CUDA out of memory error after adding a PointwiseMonitor

TinsenLY · February 21, 2023, 12:52pm

Hi,

I trained a model using Modulus 22.09 to predict the flow field for a 2D airfoil with varying angle of attack and inlet velocity. I am trying to calculate the error between the model’s predictions and the validation data, specifically the error in u, v, and p. To do this, I created a PointwiseMonitor to calculate the desired error values.

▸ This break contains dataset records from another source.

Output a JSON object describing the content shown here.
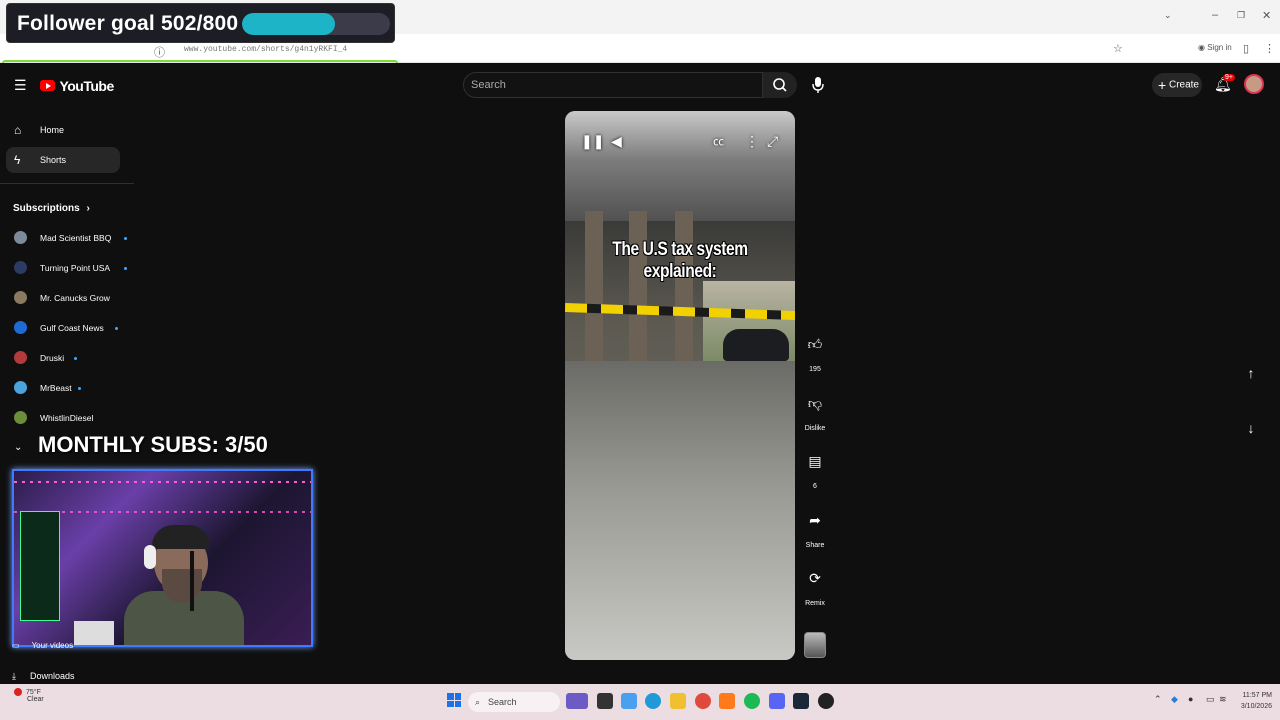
{
  "browser": {
    "url": "www.youtube.com/shorts/g4n1yRKFI_4",
    "sign_in": "Sign in"
  },
  "overlay": {
    "goal_text": "Follower goal 502/800",
    "goal_progress": 0.6275,
    "goal_color": "#1db4c8",
    "monthly_subs": "MONTHLY SUBS: 3/50"
  },
  "header": {
    "logo_text": "YouTube",
    "search_placeholder": "Search",
    "create_label": "Create",
    "notification_count": "9+"
  },
  "sidebar": {
    "nav": [
      {
        "label": "Home",
        "icon": "home-icon"
      },
      {
        "label": "Shorts",
        "icon": "shorts-icon"
      }
    ],
    "subscriptions_title": "Subscriptions",
    "subscriptions": [
      {
        "name": "Mad Scientist BBQ",
        "color": "#7d8a9b",
        "dot": true
      },
      {
        "name": "Turning Point USA",
        "color": "#2c3a66",
        "dot": true
      },
      {
        "name": "Mr. Canucks Grow",
        "color": "#8a7a60",
        "dot": false
      },
      {
        "name": "Gulf Coast News",
        "color": "#1e6bd6",
        "dot": true
      },
      {
        "name": "Druski",
        "color": "#b33a3a",
        "dot": true
      },
      {
        "name": "MrBeast",
        "color": "#4aa3df",
        "dot": true
      },
      {
        "name": "WhistlinDiesel",
        "color": "#6b8e3a",
        "dot": false
      }
    ],
    "bottom": [
      {
        "label": "Your videos",
        "icon": "video-icon"
      },
      {
        "label": "Downloads",
        "icon": "download-icon"
      }
    ]
  },
  "player": {
    "caption": "The U.S tax system explained:"
  },
  "actions": {
    "like_count": "195",
    "dislike_label": "Dislike",
    "comment_count": "6",
    "share_label": "Share",
    "remix_label": "Remix"
  },
  "taskbar": {
    "temperature": "75°F",
    "weather": "Clear",
    "search_label": "Search",
    "time": "11:57 PM",
    "date": "3/10/2026"
  }
}
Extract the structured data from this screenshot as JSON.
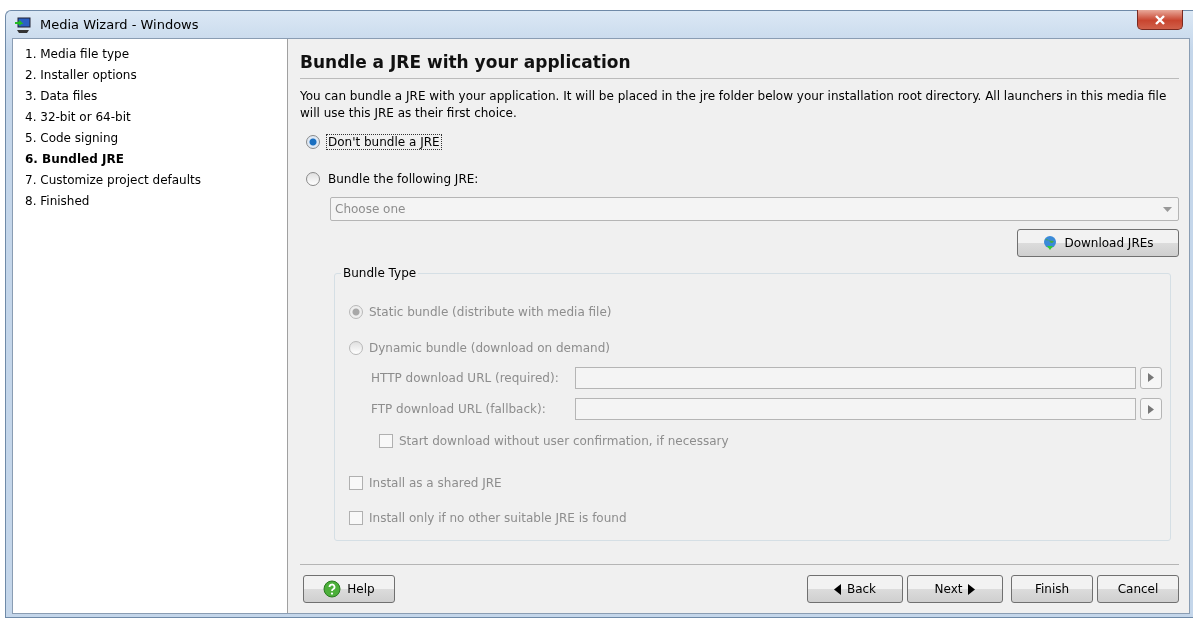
{
  "window": {
    "title": "Media Wizard - Windows"
  },
  "steps": [
    {
      "label": "1. Media file type",
      "selected": false
    },
    {
      "label": "2. Installer options",
      "selected": false
    },
    {
      "label": "3. Data files",
      "selected": false
    },
    {
      "label": "4. 32-bit or 64-bit",
      "selected": false
    },
    {
      "label": "5. Code signing",
      "selected": false
    },
    {
      "label": "6. Bundled JRE",
      "selected": true
    },
    {
      "label": "7. Customize project defaults",
      "selected": false
    },
    {
      "label": "8. Finished",
      "selected": false
    }
  ],
  "heading": "Bundle a JRE with your application",
  "description": "You can bundle a JRE with your application. It will be placed in the jre folder below your installation root directory. All launchers in this media file will use this JRE as their first choice.",
  "options": [
    {
      "label": "Don't bundle a JRE",
      "selected": true
    },
    {
      "label": "Bundle the following JRE:",
      "selected": false
    }
  ],
  "jre_select": {
    "placeholder": "Choose one",
    "disabled": true
  },
  "download_button": "Download JREs",
  "bundle_type": {
    "title": "Bundle Type",
    "options": [
      {
        "label": "Static bundle (distribute with media file)",
        "selected": true,
        "disabled": true
      },
      {
        "label": "Dynamic bundle (download on demand)",
        "selected": false,
        "disabled": true
      }
    ],
    "url_fields": [
      {
        "label": "HTTP download URL (required):",
        "disabled": true
      },
      {
        "label": "FTP download URL (fallback):",
        "disabled": true
      }
    ],
    "start_download": {
      "label": "Start download without user confirmation, if necessary",
      "checked": false,
      "disabled": true
    },
    "checkboxes": [
      {
        "label": "Install as a shared JRE",
        "checked": false,
        "disabled": true
      },
      {
        "label": "Install only if no other suitable JRE is found",
        "checked": false,
        "disabled": true
      }
    ]
  },
  "buttons": {
    "help": "Help",
    "back": "Back",
    "next": "Next",
    "finish": "Finish",
    "cancel": "Cancel"
  }
}
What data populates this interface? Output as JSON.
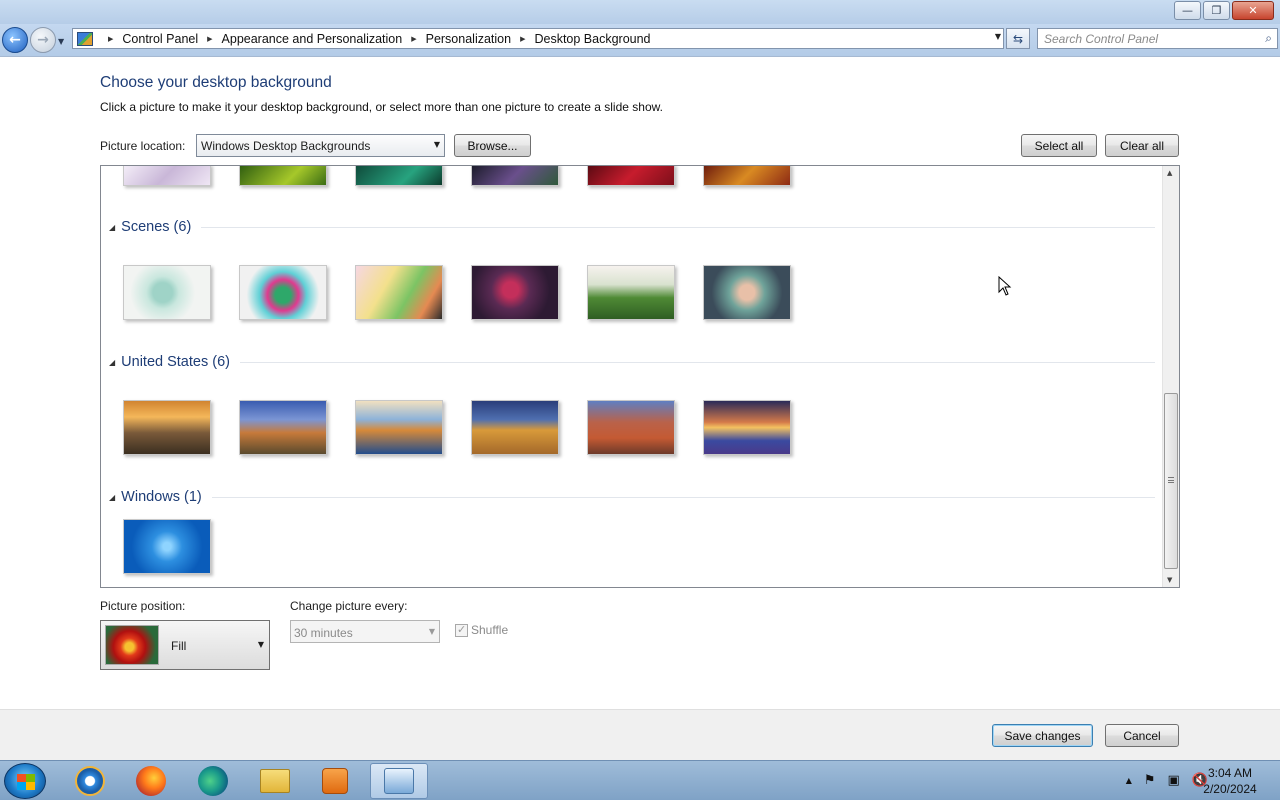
{
  "window": {
    "minimize": "—",
    "maximize": "❐",
    "close": "✕"
  },
  "nav": {
    "breadcrumbs": [
      "Control Panel",
      "Appearance and Personalization",
      "Personalization",
      "Desktop Background"
    ],
    "search_placeholder": "Search Control Panel"
  },
  "content": {
    "title": "Choose your desktop background",
    "instruction": "Click a picture to make it your desktop background, or select more than one picture to create a slide show.",
    "picture_location_label": "Picture location:",
    "picture_location_value": "Windows Desktop Backgrounds",
    "browse_label": "Browse...",
    "select_all_label": "Select all",
    "clear_all_label": "Clear all",
    "groups": [
      {
        "name": "Scenes (6)",
        "count": 6
      },
      {
        "name": "United States (6)",
        "count": 6
      },
      {
        "name": "Windows (1)",
        "count": 1
      }
    ]
  },
  "options": {
    "picture_position_label": "Picture position:",
    "picture_position_value": "Fill",
    "change_every_label": "Change picture every:",
    "change_every_value": "30 minutes",
    "shuffle_label": "Shuffle",
    "shuffle_checked": true,
    "shuffle_enabled": false
  },
  "footer": {
    "save_label": "Save changes",
    "cancel_label": "Cancel"
  },
  "taskbar": {
    "time": "3:04 AM",
    "date": "2/20/2024",
    "pinned": [
      "internet-explorer-icon",
      "firefox-icon",
      "edge-icon",
      "file-explorer-icon",
      "media-player-icon",
      "control-panel-icon"
    ]
  }
}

However, I encountered a CUDA out of memory error as the following:

RuntimeError: CUDA out of memory. Tried to allocate 218.00 MiB (GPU 0; 31.74 GiB total capacity; 30.33 GiB already allocated; 183.38 MiB free; 30.61 GiB reserved in total by PyTorch) If reserved memory is >> allocated memory try setting max_split_size_mb to avoid fragmentation.  See documentation for Memory Management and PYTORCH_CUDA_ALLOC_CONF

The PointwiseMonitor is implemented as the following:

#openfoam_var is the validation data 
temp1 = {
    key: value
    for key, value in openfoam_var.items()
    if key in ["x", "y","aoa","vel_in","u", "v", "p"]
}

error_uvp = PointwiseMonitor(
    invar = temp1,
    output_names=["u__x", "u__y", "v__x", "v__y","p"],
    metrics={
    "error_u"+str(num_aoa)+"_"+str(vel_in):
        lambda var: torch.mean(torch.sqrt(var["u__x"]**2+var["u__y"]**2)-var["u_op"]),
    "error_v"+str(num_aoa)+"_"+str(vel_in):
        lambda var: torch.mean(torch.sqrt(var["v__x"]**2+var["v__y"]**2)-var["v_op"]),
    "error_p"+str(num_aoa)+"_"+str(vel_in):
        lambda var: torch.mean(var["p"]-var["p_op"]),
    },
    nodes=flow_nodes,
)
domain.add_monitor(error_uvp)

I suspect that this section of the code may be the cause. I am currently investigating the issue and am unsure why it is happening. I was wondering if there is a better way to calculate the error between the model output and target values, and would appreciate any help in advance.

Thank you.

ngeneva · February 25, 2023, 2:57am

Hi @TinsenLY

I would encourage you to use validator nodes for comparing between target and output data. For example the annular ring is a good example that uses openfoam data from a CSV.

Monitors have no batch processing (typically just use for like a few points of interest, like pressure at the nose of a object in a fluid flow). So thats the reason your seeing a memory issue. Validators will process things in batches which you can define.